KK: Well we’re glad you did, John. You said you were elected by the ACEP Council because you’re the right person for the right time. Well, we’ve come a long way in almost 50 years. Tell us why someone who trained in surgery and was board certified in surgery is the right choice to be the President of ACEP next year.
JR: I think the particular skills that our President needs, that I believe the Council recognized in me, are the ability to speak and persuade and to represent the organization, the specialty, and those that practice it. The 50th anniversary marks the end of the first 50 years. The 51st marks the beginning of the next 50. I clearly see the value and benefits of residency training and board certification that I didn’t have the honor of experiencing. Because of that, and many other reasons, I strongly support residency training and board certification in emergency medicine, and most importantly, I always strongly support and advocate for our specialty. This symbolic passing of the torch provides an opportunity to reflect on, acknowledge, and respect our past, while securing a bright future for the next 50 years for those who represent what the gold standard is today and what the future should be tomorrow.
KK: What I’m hearing in your words and what I see in you as a great leader, John, is that you have experienced, and come from, a time where emergency medicine wasn’t fully developed, and you are a legacy member of the organization that sees the future and the vision of where the specialty absolutely should go.
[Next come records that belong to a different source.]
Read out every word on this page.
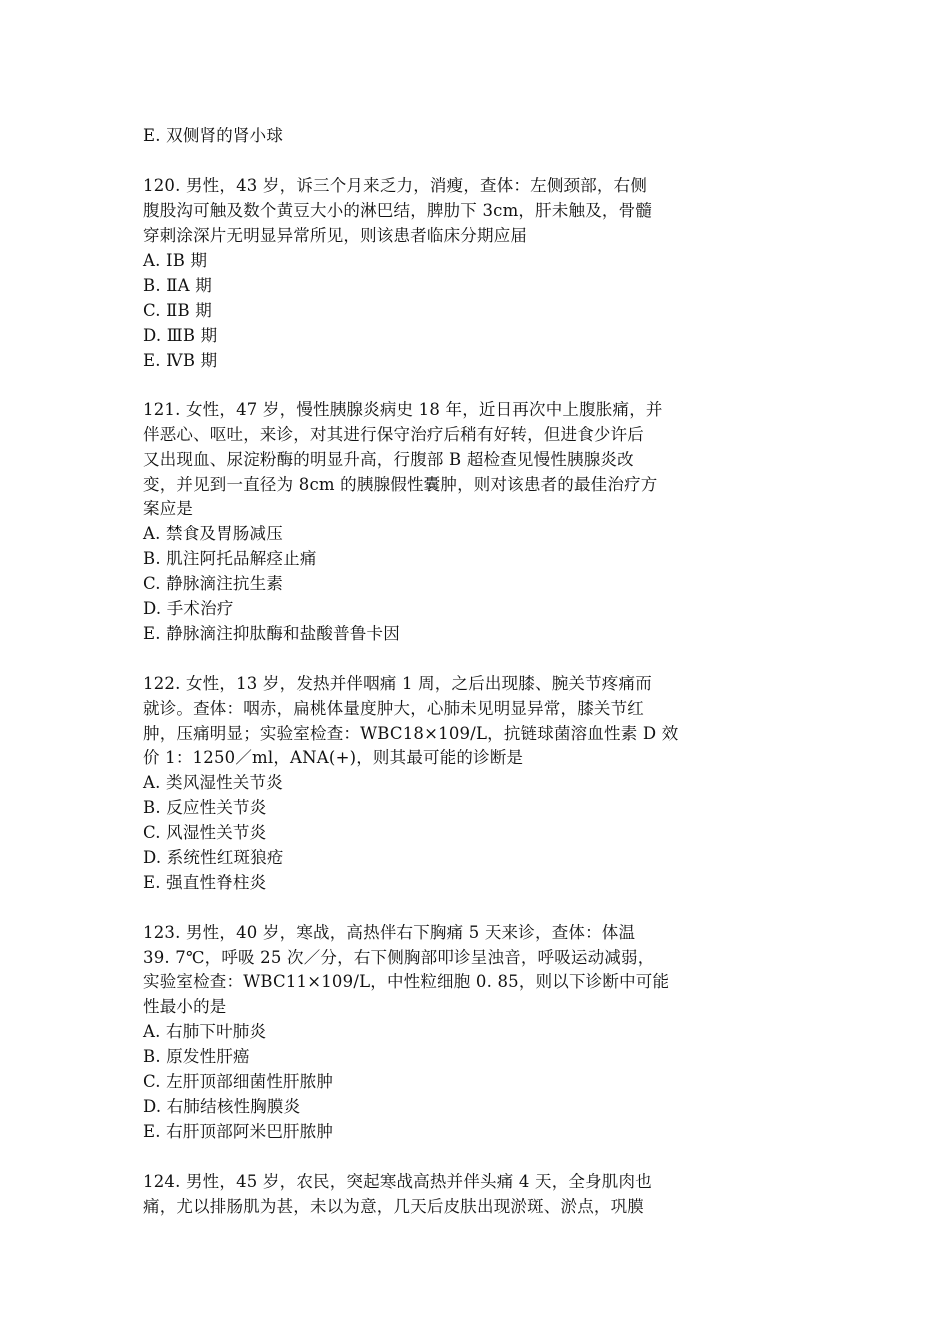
E. 双侧肾的肾小球
120. 男性，43 岁，诉三个月来乏力，消瘦，查体：左侧颈部，右侧
腹股沟可触及数个黄豆大小的淋巴结，脾肋下 3cm，肝未触及，骨髓
穿刺涂深片无明显异常所见，则该患者临床分期应届
A. ⅠB 期
B. ⅡA 期
C. ⅡB 期
D. ⅢB 期
E. ⅣB 期
121. 女性，47 岁，慢性胰腺炎病史 18 年，近日再次中上腹胀痛，并
伴恶心、呕吐，来诊，对其进行保守治疗后稍有好转，但进食少许后
又出现血、尿淀粉酶的明显升高，行腹部 B 超检查见慢性胰腺炎改
变，并见到一直径为 8cm 的胰腺假性囊肿，则对该患者的最佳治疗方
案应是
A. 禁食及胃肠减压
B. 肌注阿托品解痉止痛
C. 静脉滴注抗生素
D. 手术治疗
E. 静脉滴注抑肽酶和盐酸普鲁卡因
122. 女性，13 岁，发热并伴咽痛 1 周，之后出现膝、腕关节疼痛而
就诊。查体：咽赤，扁桃体量度肿大，心肺未见明显异常，膝关节红
肿，压痛明显；实验室检查：WBC18×109/L，抗链球菌溶血性素 D 效
价 1：1250／ml，ANA(+)，则其最可能的诊断是
A. 类风湿性关节炎
B. 反应性关节炎
C. 风湿性关节炎
D. 系统性红斑狼疮
E. 强直性脊柱炎
123. 男性，40 岁，寒战，高热伴右下胸痛 5 天来诊，查体：体温
39. 7℃，呼吸 25 次／分，右下侧胸部叩诊呈浊音，呼吸运动减弱，
实验室检查：WBC11×109/L，中性粒细胞 0. 85，则以下诊断中可能
性最小的是
A. 右肺下叶肺炎
B. 原发性肝癌
C. 左肝顶部细菌性肝脓肿
D. 右肺结核性胸膜炎
E. 右肝顶部阿米巴肝脓肿
124. 男性，45 岁，农民，突起寒战高热并伴头痛 4 天，全身肌肉也
痛，尤以排肠肌为甚，未以为意，几天后皮肤出现淤斑、淤点，巩膜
We can’t evolve appropriately as a specialty if we do not recognize, but also embrace, our past.
JR: There were no emergency physicians, and certainly none board certified, when I was in medical school or during residency. There was no one for me to model myself after. People that came closest were the surgeons, but there was not a board-certified surgeon in my community until 1989. In Augusta, the emergency medicine program here in Georgia didn’t get started until the late 80s, and the one at Emory didn’t get started until the early 90s.